The researchers targeted a process called meiosis, a form of cell division that occurs when eggs and sperm are created. During meiosis, a pair of chromosomes from the father are swapped with chromosomes from the mother. This swapping, or recombination, requires the double-strand DNA from each parent to break. It also ensures healthy genetic diversity.
When the broken DNA strands recombine in error or fail to recombine, miscarriage can occur and so can chromosomal disorders such as Down syndrome. In women, a protein called Chk2 (checkpoint kinase 2) destroys immature eggs damaged this way so no faulty DNA is passed forward to a woman’s children.
The Chk2 culls the defective eggs in a form of reproductive quality control so only healthy eggs are allowed to mature and potentially create a healthy baby.

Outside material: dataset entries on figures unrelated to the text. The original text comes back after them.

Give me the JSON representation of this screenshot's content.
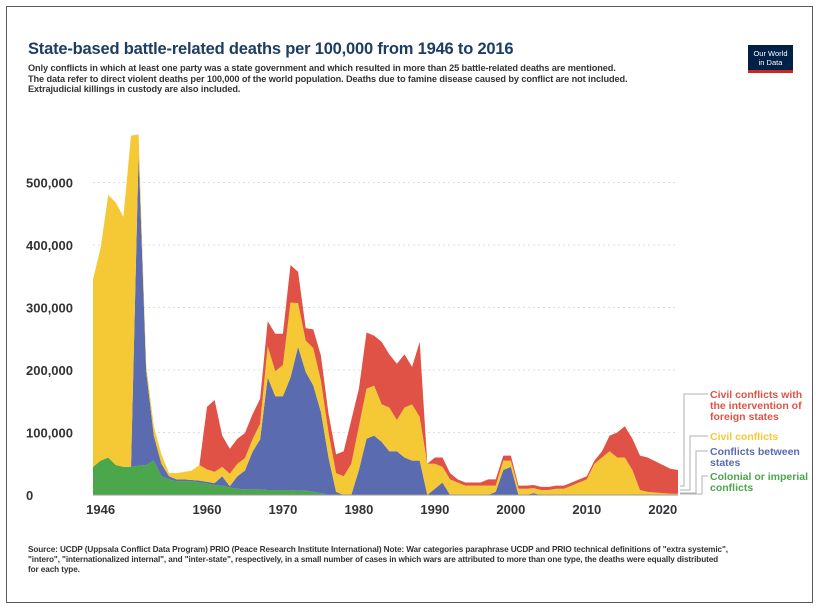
{
  "header": {
    "title": "State-based battle-related deaths per 100,000 from 1946 to 2016",
    "subtitle_lines": [
      "Only conflicts in which at least one party was a state government and which resulted in more than 25 battle-related deaths are mentioned.",
      "The data refer to direct violent deaths per 100,000 of the world population. Deaths due to famine disease caused by conflict are not included.",
      "Extrajudicial killings in custody are also included."
    ]
  },
  "logo": {
    "line1": "Our World",
    "line2": "in Data"
  },
  "colors": {
    "colonial": "#4ca64c",
    "interstate": "#5a6bb0",
    "civil": "#f4c935",
    "internationalized": "#e05246",
    "text": "#333333",
    "title": "#1d3d63",
    "grid": "#dddddd"
  },
  "chart_data": {
    "type": "area",
    "stacked": true,
    "title": "State-based battle-related deaths per 100,000 from 1946 to 2016",
    "xlabel": "",
    "ylabel": "",
    "xlim": [
      1945,
      2022
    ],
    "ylim": [
      0,
      600000
    ],
    "grid": true,
    "legend": "right",
    "x_ticks": [
      "1946",
      "1960",
      "1970",
      "1980",
      "1990",
      "2000",
      "2010",
      "2020"
    ],
    "y_ticks": [
      "0",
      "100,000",
      "200,000",
      "300,000",
      "400,000",
      "500,000"
    ],
    "x": [
      1945,
      1946,
      1947,
      1948,
      1949,
      1950,
      1951,
      1952,
      1953,
      1954,
      1955,
      1956,
      1957,
      1958,
      1959,
      1960,
      1961,
      1962,
      1963,
      1964,
      1965,
      1966,
      1967,
      1968,
      1969,
      1970,
      1971,
      1972,
      1973,
      1974,
      1975,
      1976,
      1977,
      1978,
      1979,
      1980,
      1981,
      1982,
      1983,
      1984,
      1985,
      1986,
      1987,
      1988,
      1989,
      1990,
      1991,
      1992,
      1993,
      1994,
      1995,
      1996,
      1997,
      1998,
      1999,
      2000,
      2001,
      2002,
      2003,
      2004,
      2005,
      2006,
      2007,
      2008,
      2009,
      2010,
      2011,
      2012,
      2013,
      2014,
      2015,
      2016,
      2017,
      2018,
      2019,
      2020,
      2021,
      2022
    ],
    "series": [
      {
        "name": "Colonial or imperial conflicts",
        "key": "colonial",
        "values": [
          45000,
          55000,
          60000,
          48000,
          45000,
          45000,
          47000,
          48000,
          55000,
          30000,
          25000,
          22000,
          22000,
          22000,
          20000,
          18000,
          16000,
          15000,
          12000,
          10000,
          9000,
          9000,
          9000,
          8000,
          8000,
          8000,
          8000,
          7000,
          7000,
          5000,
          3000,
          0,
          0,
          0,
          0,
          0,
          0,
          0,
          0,
          0,
          0,
          0,
          0,
          0,
          0,
          0,
          0,
          0,
          0,
          0,
          0,
          0,
          0,
          0,
          0,
          0,
          0,
          0,
          0,
          0,
          0,
          0,
          0,
          0,
          0,
          0,
          0,
          0,
          0,
          0,
          0,
          0,
          0,
          0,
          0,
          0,
          0,
          0
        ]
      },
      {
        "name": "Conflicts between states",
        "key": "interstate",
        "values": [
          0,
          0,
          0,
          0,
          0,
          0,
          500000,
          150000,
          40000,
          20000,
          5000,
          3000,
          3000,
          2000,
          3000,
          3000,
          3000,
          15000,
          2000,
          20000,
          30000,
          60000,
          80000,
          180000,
          150000,
          150000,
          180000,
          230000,
          190000,
          170000,
          130000,
          60000,
          5000,
          0,
          0,
          40000,
          90000,
          95000,
          85000,
          70000,
          70000,
          60000,
          55000,
          55000,
          0,
          10000,
          20000,
          0,
          0,
          0,
          0,
          0,
          0,
          5000,
          40000,
          45000,
          0,
          0,
          3000,
          0,
          0,
          0,
          0,
          0,
          0,
          0,
          0,
          0,
          0,
          0,
          0,
          0,
          0,
          0,
          0,
          0,
          0,
          0
        ]
      },
      {
        "name": "Civil conflicts",
        "key": "civil",
        "values": [
          300000,
          340000,
          420000,
          420000,
          400000,
          530000,
          30000,
          10000,
          15000,
          15000,
          5000,
          10000,
          12000,
          15000,
          25000,
          20000,
          18000,
          15000,
          20000,
          20000,
          20000,
          20000,
          25000,
          50000,
          40000,
          50000,
          120000,
          70000,
          50000,
          60000,
          50000,
          40000,
          30000,
          30000,
          50000,
          70000,
          80000,
          80000,
          60000,
          70000,
          50000,
          80000,
          90000,
          70000,
          50000,
          40000,
          25000,
          25000,
          20000,
          15000,
          15000,
          15000,
          15000,
          10000,
          15000,
          10000,
          10000,
          10000,
          8000,
          8000,
          8000,
          10000,
          10000,
          15000,
          20000,
          25000,
          50000,
          60000,
          70000,
          60000,
          60000,
          40000,
          8000,
          5000,
          4000,
          3000,
          2000,
          2000
        ]
      },
      {
        "name": "Civil conflicts with the intervention of foreign states",
        "key": "internationalized",
        "values": [
          0,
          0,
          0,
          0,
          0,
          0,
          0,
          0,
          0,
          0,
          0,
          0,
          0,
          0,
          0,
          100000,
          115000,
          50000,
          40000,
          40000,
          40000,
          40000,
          40000,
          40000,
          60000,
          50000,
          60000,
          50000,
          20000,
          30000,
          40000,
          30000,
          30000,
          40000,
          70000,
          60000,
          90000,
          80000,
          100000,
          85000,
          90000,
          85000,
          60000,
          120000,
          0,
          10000,
          15000,
          10000,
          5000,
          5000,
          5000,
          5000,
          10000,
          10000,
          8000,
          8000,
          5000,
          5000,
          5000,
          5000,
          5000,
          5000,
          5000,
          5000,
          5000,
          5000,
          5000,
          10000,
          25000,
          40000,
          50000,
          50000,
          55000,
          55000,
          50000,
          45000,
          40000,
          38000
        ]
      }
    ]
  },
  "legend": {
    "internationalized": [
      "Civil conflicts with",
      "the intervention of",
      "foreign states"
    ],
    "civil": [
      "Civil conflicts"
    ],
    "interstate": [
      "Conflicts between",
      "states"
    ],
    "colonial": [
      "Colonial or imperial",
      "conflicts"
    ]
  },
  "source": {
    "lines": [
      "Source: UCDP (Uppsala Conflict Data Program) PRIO (Peace Research Institute International) Note: War categories paraphrase UCDP and PRIO technical definitions of \"extra systemic\",",
      "\"intero\", \"internationalized internal\", and \"inter-state\", respectively, in a small number of cases in which wars are attributed to more than one type, the deaths were equally distributed",
      "for each type."
    ]
  }
}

Exposure to radiation can damage the oocytes in a similar fashion, resulting in infertility.
The Cornell study involved mice bred for a gene variation called Trip13, which is known to interrupt the recombination process, resulting in damaged eggs and sperm cells for use in the study. They then manipulated the activity of the Chk2 gene so that it did not cull the faulty sex cells. When the damaged immature eggs were left in place, many of them eventually repaired themselves to a restored level of viability. All the offspring born from these rescued eggs were normal.
Now that the research team has identified Chk2 as the gene responsible for ridding defective eggs, it hopes further research will lead to the ability to turn off Chk2 when a woman undergoes fertility-threatening cancer treatments. This effort of buying time may give her body the ability to repair the damage done by the cancer treatments and restore her fertility once treatments end.
Although similar experiments were done with sperm cells, turning off the expression of the Chk2 gene did not produce the same restorative effect in the sperm cells.